Monday, December 1, 2008

Sure enough...


Yeah I saw it coming. We all did. The nets predicted that Universal Mind Control would be every bit the train wreck that it is, but I'm gonna bitch about it anyway.

I've never seen such a cascade of change and experimentation dictate a rapper's career as I have Common's. I mean, the man is hip-hop's premier rolling stone. Despite the fact that he's never found a solid footing with any particular sound - opting instead to experiment with various different producers from album to album - more often than not he makes artistically sound decisions and his raw talent always shines through. Even as his flow has devolved over the past few albums, I always extended him a line of credit by virtue of the facts that he puts on an amazing live show and every album to date contains at least one heat rock symbiosis of beat and rhymes (yes, even Can I Borrow a Dollar?).

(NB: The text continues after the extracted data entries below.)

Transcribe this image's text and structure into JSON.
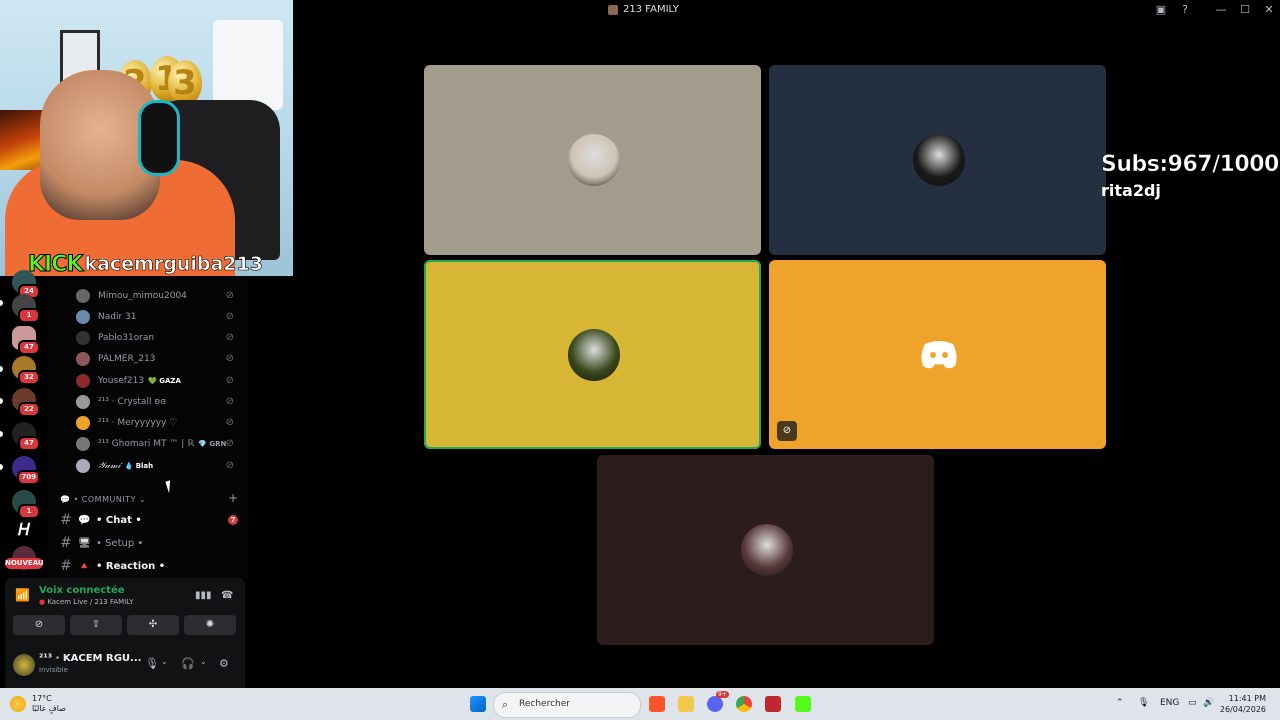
{
  "window": {
    "title": "213 FAMILY"
  },
  "stream_overlay": {
    "kick_logo": "KICK",
    "kick_channel": "kacemrguiba213",
    "balloon_digits": [
      "2",
      "1",
      "3"
    ],
    "subs": "Subs:967/1000",
    "follower": "rita2dj"
  },
  "server_rail": {
    "badges": [
      "24",
      "1",
      "47",
      "32",
      "22",
      "47",
      "709",
      "1"
    ],
    "nouveau_label": "NOUVEAU"
  },
  "voice_members": [
    {
      "name": "Mimou_mimou2004",
      "tag": ""
    },
    {
      "name": "Nadir 31",
      "tag": ""
    },
    {
      "name": "Pablo31oran",
      "tag": ""
    },
    {
      "name": "PALMER_213",
      "tag": ""
    },
    {
      "name": "Yousef213",
      "tag": "💚 GAZA"
    },
    {
      "name": "²¹³ · Crystall ʚɞ",
      "tag": ""
    },
    {
      "name": "²¹³ · Meryyyyyy ♡",
      "tag": ""
    },
    {
      "name": "²¹³ Ghomari MT ™ | ℝ",
      "tag": "💎 GRN"
    },
    {
      "name": "𝒴𝒶𝓂𝒾",
      "tag": "💧 Blah"
    }
  ],
  "community": {
    "category": "• COMMUNITY ⌄",
    "plus": "+",
    "channels": [
      {
        "emoji": "💬",
        "label": "• Chat •",
        "unread": "7",
        "bold": true
      },
      {
        "emoji": "🖥",
        "label": "• Setup •",
        "unread": "",
        "bold": false
      },
      {
        "emoji": "🔺",
        "label": "• Reaction •",
        "unread": "",
        "bold": true
      }
    ]
  },
  "voice_panel": {
    "status": "Voix connectée",
    "location": "Kacem Live / 213 FAMILY",
    "buttons": [
      "camera-off",
      "screen-share",
      "activities",
      "soundboard"
    ]
  },
  "user_panel": {
    "name": "²¹³ · KACEM RGU...",
    "status": "Invisible"
  },
  "tiles": [
    {
      "bg": "#a39b8c",
      "avatar": "#cfc3b4",
      "speaking": false,
      "muted": false
    },
    {
      "bg": "#24303f",
      "avatar": "#1a1a1a",
      "speaking": false,
      "muted": false
    },
    {
      "bg": "#d6b634",
      "avatar": "#3b4a1d",
      "speaking": true,
      "muted": false
    },
    {
      "bg": "#f0a32a",
      "avatar": "discord",
      "speaking": false,
      "muted": true
    },
    {
      "bg": "#2c1c1c",
      "avatar": "#5a3a3a",
      "speaking": false,
      "muted": false
    }
  ],
  "taskbar": {
    "temperature": "17°C",
    "weather_desc": "صافٍ غالبًا",
    "search_placeholder": "Rechercher",
    "lang": "ENG",
    "time": "11:41 PM",
    "date": "26/04/2026",
    "discord_badge": "9+"
  }
}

Yeah...he just put a squash on all that.

UMC's ten tracks are just not enough, by any definition. I have always been an apologist of the much-maligned Electric Circus, and this shit makes it come off like Illmatic in comparison. And it's not just the production (the Neptunes should be ashamed of themselves), but Common's lyrics and flow are prosaic and meant to invoke the Euro-synth-pop trash that he's aiming for with this record. I mean, "You call me Smoky and I'll call you the bear"? A song actually titled "Sex 4 Sugar"? Really, Com? What happened to that "Watermelon" flow? How 'bout that goosebump-inducing "Hungry" single verse?"

This album is just another in a litany of "experimental projects" from otherwise quality rapper/producers this year. The price that the Commons and the Phontes and the Kanye Wests pay is the virtual alienation of their original fanbase. But what do they gain from it? Excluding mainstream darling Kanye, I don't think that artists who are even flirting with the underground have much to gain from pushing it away. Jay-Z could come out with an album produced entirely by 9th Wonder, Jake One, Black Milk and Khrysis, and fans would embrace his "return" to the essence. But Com can't hop from underground to mainstream because he's catered to the boom-bap faithful for 16 FUCKING YEARS.

He's probably already reached his creative apogee. And frankly, I think his attempt to capture a new audience and reap the subsequent buckage will fail considering that this album was already pushed back several months because none of the singles caught fire.

Universal Mind Control is pretty much an epic fail all around and extremely disappointing considering who's behind it. This will be the first Common record in 14 years that I will leave on the shelf.

1 comment:

Adrian said...

I am bummed out about this now. Thanks.